Objective: To determine the expression levels of GPX1, SOCS5 and IL7 and their clinical significance in patients with acute myeloid leukaemia (AML).
Study design: A case-control study.
Place and duration of study: Department of Hematology, The First Affiliated Hospital of Guangxi Medical University, Nanning, Guangxi, China, from January 2013 to November 2020.

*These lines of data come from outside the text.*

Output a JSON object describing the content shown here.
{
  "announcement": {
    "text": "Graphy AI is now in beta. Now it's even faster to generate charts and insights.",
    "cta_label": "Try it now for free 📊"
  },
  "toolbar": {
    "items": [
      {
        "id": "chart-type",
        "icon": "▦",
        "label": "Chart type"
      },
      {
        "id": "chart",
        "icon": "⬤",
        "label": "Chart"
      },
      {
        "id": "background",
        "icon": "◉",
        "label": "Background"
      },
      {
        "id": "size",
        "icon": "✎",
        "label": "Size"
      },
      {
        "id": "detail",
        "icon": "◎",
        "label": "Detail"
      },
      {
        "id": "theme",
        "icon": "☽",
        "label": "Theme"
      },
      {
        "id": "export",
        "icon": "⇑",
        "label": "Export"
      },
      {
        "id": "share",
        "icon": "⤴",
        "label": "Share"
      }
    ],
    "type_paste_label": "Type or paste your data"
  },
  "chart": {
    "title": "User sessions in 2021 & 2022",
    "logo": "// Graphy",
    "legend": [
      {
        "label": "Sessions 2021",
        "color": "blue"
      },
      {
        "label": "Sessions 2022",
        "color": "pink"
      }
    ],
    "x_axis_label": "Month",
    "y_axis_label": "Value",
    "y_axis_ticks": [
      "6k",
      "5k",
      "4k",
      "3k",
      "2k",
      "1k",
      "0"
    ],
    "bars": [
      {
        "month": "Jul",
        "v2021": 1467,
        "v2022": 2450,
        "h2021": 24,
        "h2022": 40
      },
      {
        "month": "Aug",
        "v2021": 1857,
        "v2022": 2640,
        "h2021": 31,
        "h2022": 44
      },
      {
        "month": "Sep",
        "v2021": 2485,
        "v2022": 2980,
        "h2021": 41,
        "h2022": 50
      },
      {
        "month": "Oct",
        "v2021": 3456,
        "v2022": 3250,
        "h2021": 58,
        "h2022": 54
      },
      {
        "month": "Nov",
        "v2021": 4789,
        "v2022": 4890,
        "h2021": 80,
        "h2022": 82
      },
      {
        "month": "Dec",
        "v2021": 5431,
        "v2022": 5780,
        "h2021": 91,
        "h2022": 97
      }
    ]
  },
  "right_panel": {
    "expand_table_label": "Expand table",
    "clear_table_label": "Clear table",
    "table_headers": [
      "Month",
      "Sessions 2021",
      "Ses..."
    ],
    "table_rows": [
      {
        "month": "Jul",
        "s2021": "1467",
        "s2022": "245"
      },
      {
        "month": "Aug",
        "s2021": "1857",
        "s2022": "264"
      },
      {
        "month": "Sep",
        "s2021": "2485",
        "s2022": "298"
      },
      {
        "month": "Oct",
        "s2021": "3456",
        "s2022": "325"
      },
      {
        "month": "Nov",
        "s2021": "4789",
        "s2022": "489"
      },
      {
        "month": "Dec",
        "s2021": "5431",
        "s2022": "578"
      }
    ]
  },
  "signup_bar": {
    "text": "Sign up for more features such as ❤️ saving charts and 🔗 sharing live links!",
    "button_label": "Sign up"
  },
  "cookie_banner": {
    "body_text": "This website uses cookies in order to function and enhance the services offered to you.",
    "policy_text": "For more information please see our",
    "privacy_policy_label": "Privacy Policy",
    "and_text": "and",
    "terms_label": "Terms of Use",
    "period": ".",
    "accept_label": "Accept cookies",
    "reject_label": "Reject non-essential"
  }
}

Methodology: Based on the bioinformatics analysis, the expression levels of GPX1, SOCS5 and IL7 in the bone marrow of 64 AML patients (non-M3) and 32 healthy individuals were evaluated by real-time PCR. Correlation between GPX1 expression and the clinical characteristics, response to induced chemotherapy, and survival time of AML patients were analysed as the outcome measure.
Results: GPX1 was significantly downregulated in AML patients, which helped in distinguishing AML patients from normal controls. The area under the curve (AUC) of the receiver operator characteristic (ROC) was 0.741 (p <0.001). Additionally, GPX1 expression was correlated with gender (r = -0.250, p = 0.045), FAB classification (r = -0.332, p = 0.004), and chemotherapy response (r = 0.366, p = 0.003). AML patients with high GPX1 expression levels had a lower rate of remission (p = 0.021) and poor long-term survival (p = 0.036) than those with low GPX1 expression levels.
Conclusion: Low GPX1 expression in AML patients may be closely associated with the pathogenesis and chemoresistance of AML. Key Words: Acute myeloid leukaemia, Clinical outcome, Gene expression, GPX1.